Meet Scott Rosenberg and Lily Donge, the new faces of retail brokerage.

Recent graduates of Ivy League MBA programs - Mr. Rosenberg from Wharton, Ms. Donge from Yale - the two probably would never have taken a job with a retail broker a generation ago.

But much has changed. Brokerage houses like their employer, Donaldson, Lufkin, & Jenrette, snap up MBAs to staff high-powered "private client" groups catering to affluent investors.

A career as a high-end financial adviser offers the potential of six- figure incomes, but without the pressures and grueling hours of a more conventional MBA pursuit like investment banking. A handful of brokers, including DLJ and Goldman Sachs & Co., hire only MBAs for their entry-level private client groups - and only from the very top schools.

"I wouldn't have been able to get into this program," says Mike Campbell, the head of DLJ's brokerage unit. Mr. Campbell went to New York University at night.

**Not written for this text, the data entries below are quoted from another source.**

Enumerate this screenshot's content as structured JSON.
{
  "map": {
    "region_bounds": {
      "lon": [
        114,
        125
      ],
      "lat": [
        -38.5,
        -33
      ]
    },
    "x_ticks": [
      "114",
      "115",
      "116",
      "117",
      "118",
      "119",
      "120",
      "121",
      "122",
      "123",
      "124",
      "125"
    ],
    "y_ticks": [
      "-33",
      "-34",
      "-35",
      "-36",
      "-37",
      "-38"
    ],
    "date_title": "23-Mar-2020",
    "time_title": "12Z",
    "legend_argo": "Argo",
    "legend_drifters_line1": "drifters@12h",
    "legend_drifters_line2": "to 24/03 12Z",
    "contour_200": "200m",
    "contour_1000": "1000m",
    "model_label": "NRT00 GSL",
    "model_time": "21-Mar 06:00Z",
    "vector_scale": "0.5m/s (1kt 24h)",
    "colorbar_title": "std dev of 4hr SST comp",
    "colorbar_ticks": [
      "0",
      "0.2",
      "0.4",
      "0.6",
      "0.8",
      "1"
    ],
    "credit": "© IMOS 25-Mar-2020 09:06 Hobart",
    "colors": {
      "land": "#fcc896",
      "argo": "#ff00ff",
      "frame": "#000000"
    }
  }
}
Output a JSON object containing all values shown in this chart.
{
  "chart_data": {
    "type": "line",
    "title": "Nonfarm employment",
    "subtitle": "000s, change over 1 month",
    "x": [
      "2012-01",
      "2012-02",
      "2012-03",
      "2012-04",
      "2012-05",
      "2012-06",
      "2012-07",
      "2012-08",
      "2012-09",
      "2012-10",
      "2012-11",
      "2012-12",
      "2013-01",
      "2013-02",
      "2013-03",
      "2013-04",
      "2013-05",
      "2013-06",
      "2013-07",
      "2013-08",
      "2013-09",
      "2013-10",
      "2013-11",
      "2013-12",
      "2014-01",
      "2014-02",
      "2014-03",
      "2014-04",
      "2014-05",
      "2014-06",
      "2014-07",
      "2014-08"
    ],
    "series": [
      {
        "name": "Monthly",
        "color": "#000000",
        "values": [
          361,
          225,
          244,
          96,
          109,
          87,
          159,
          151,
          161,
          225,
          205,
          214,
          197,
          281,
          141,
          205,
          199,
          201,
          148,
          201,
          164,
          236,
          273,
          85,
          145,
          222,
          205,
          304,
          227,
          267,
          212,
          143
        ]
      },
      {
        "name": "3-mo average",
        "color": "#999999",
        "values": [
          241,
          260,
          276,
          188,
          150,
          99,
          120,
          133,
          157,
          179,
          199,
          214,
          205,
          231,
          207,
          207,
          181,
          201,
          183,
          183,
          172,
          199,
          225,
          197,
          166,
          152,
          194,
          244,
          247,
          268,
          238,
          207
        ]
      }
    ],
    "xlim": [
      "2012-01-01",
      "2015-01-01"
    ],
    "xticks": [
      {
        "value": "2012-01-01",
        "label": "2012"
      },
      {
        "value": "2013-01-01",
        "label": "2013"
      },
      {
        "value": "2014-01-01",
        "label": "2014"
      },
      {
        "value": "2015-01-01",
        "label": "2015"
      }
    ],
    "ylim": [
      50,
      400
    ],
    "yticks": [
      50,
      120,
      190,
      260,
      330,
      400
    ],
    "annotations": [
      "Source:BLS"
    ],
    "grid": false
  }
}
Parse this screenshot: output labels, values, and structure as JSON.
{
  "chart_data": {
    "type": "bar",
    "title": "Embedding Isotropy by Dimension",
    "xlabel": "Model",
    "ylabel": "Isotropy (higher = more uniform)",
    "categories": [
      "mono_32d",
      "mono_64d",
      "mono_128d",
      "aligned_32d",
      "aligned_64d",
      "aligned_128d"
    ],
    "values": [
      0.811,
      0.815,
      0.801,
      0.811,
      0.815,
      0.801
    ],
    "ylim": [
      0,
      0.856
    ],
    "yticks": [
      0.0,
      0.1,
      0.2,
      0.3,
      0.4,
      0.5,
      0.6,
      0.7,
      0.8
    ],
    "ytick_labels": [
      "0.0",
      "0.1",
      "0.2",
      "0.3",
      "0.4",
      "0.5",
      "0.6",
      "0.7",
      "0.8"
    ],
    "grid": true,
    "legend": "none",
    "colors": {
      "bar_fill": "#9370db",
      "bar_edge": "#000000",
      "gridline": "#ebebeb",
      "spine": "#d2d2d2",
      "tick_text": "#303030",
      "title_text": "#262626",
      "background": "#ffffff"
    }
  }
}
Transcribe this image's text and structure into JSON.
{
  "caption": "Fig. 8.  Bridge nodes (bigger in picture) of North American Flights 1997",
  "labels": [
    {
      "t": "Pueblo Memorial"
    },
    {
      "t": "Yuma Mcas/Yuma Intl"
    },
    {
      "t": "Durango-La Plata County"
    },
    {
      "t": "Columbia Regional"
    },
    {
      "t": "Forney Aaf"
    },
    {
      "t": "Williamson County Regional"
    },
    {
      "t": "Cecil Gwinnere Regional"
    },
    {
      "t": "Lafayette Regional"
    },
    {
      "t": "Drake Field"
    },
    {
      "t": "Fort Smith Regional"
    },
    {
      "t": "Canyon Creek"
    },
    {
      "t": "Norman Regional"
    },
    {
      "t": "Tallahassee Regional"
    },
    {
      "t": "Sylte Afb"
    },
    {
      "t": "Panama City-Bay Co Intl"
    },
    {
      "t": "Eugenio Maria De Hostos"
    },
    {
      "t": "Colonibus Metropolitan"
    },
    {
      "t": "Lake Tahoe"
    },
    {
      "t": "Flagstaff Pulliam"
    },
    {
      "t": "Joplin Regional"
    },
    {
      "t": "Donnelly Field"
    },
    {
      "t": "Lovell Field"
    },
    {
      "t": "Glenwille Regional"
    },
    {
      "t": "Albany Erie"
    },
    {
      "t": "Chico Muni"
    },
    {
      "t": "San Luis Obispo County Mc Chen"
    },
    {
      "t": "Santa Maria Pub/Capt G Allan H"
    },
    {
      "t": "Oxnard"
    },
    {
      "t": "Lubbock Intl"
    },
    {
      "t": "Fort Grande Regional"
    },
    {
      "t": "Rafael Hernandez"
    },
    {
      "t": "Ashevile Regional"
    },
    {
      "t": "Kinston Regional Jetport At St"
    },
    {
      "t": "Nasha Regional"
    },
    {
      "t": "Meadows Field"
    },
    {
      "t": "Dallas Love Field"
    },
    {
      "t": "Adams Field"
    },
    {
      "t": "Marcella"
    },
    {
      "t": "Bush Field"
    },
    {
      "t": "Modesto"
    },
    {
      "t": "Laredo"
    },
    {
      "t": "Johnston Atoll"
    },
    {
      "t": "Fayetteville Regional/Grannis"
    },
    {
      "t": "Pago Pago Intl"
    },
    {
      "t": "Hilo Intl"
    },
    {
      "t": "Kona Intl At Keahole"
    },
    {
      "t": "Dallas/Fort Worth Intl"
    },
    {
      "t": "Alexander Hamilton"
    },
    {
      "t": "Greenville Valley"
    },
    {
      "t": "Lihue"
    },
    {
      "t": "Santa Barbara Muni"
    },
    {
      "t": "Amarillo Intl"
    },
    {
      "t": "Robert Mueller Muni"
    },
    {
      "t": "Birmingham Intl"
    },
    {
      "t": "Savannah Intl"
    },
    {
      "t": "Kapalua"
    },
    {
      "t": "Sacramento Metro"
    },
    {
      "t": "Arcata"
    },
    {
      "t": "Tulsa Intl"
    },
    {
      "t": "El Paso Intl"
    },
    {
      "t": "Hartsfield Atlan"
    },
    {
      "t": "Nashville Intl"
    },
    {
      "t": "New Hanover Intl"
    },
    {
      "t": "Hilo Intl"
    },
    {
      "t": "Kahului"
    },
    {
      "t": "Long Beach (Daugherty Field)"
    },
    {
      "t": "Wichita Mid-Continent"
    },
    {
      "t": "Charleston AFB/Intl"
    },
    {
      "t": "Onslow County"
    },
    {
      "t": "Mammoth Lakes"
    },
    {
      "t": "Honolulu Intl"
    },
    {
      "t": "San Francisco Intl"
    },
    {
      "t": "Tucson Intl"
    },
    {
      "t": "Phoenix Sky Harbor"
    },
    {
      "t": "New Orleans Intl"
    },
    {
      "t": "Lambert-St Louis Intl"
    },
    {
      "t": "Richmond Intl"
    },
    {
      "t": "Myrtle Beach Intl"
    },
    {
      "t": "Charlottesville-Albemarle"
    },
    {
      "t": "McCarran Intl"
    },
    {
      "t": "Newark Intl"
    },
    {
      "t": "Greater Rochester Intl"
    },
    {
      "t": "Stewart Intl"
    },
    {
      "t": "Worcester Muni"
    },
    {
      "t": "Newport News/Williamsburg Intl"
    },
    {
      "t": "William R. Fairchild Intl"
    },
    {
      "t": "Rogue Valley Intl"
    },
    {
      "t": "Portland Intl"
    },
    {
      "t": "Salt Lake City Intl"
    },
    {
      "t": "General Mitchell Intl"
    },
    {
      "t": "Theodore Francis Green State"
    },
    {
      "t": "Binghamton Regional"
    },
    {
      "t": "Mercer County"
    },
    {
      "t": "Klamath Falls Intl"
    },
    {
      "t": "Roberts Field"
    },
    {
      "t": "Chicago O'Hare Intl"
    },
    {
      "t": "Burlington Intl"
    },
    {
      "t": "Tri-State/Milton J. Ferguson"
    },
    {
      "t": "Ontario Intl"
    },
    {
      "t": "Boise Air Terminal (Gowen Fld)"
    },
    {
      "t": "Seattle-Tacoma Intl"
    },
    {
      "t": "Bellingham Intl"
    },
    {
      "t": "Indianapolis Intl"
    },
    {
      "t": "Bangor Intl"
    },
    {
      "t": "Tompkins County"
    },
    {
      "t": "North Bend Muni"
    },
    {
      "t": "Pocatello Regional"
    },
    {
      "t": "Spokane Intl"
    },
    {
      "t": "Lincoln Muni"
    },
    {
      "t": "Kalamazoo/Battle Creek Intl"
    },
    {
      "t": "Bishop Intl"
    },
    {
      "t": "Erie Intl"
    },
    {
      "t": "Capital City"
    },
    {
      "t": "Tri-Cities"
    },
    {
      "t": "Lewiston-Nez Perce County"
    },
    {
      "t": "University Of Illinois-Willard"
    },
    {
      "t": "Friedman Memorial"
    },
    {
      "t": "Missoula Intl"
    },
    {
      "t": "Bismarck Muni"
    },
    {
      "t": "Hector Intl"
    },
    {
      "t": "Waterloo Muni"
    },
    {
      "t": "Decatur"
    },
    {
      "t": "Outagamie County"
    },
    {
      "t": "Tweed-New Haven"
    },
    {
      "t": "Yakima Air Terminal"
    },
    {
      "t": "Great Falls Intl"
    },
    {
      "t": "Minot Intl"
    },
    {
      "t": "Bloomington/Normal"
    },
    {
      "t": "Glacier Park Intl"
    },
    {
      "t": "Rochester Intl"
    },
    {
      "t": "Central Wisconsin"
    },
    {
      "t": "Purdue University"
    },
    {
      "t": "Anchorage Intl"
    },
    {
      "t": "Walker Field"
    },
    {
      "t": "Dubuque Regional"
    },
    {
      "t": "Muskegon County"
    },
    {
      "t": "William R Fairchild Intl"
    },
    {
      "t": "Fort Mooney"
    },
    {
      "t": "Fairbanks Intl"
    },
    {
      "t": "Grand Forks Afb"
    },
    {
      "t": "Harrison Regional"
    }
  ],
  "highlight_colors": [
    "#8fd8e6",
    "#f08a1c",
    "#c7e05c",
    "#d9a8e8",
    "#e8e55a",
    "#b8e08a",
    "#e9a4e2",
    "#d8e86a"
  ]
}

Mr. Rosenberg returned to Wharton so he could escape a career as a corporate lawyer. Though he spent a summer working for an investment bank, he saw there some of the same bureaucratic minefields as in law.

By comparison, high-end brokerage gives him a certain freedom he likens to entrepreneurship. "I'm getting paid to start my own business," he says.

Mr. Donge, a native of Vietnam, says a career in retail brokerage appeals to her "because it involves a more generalist approach" to markets.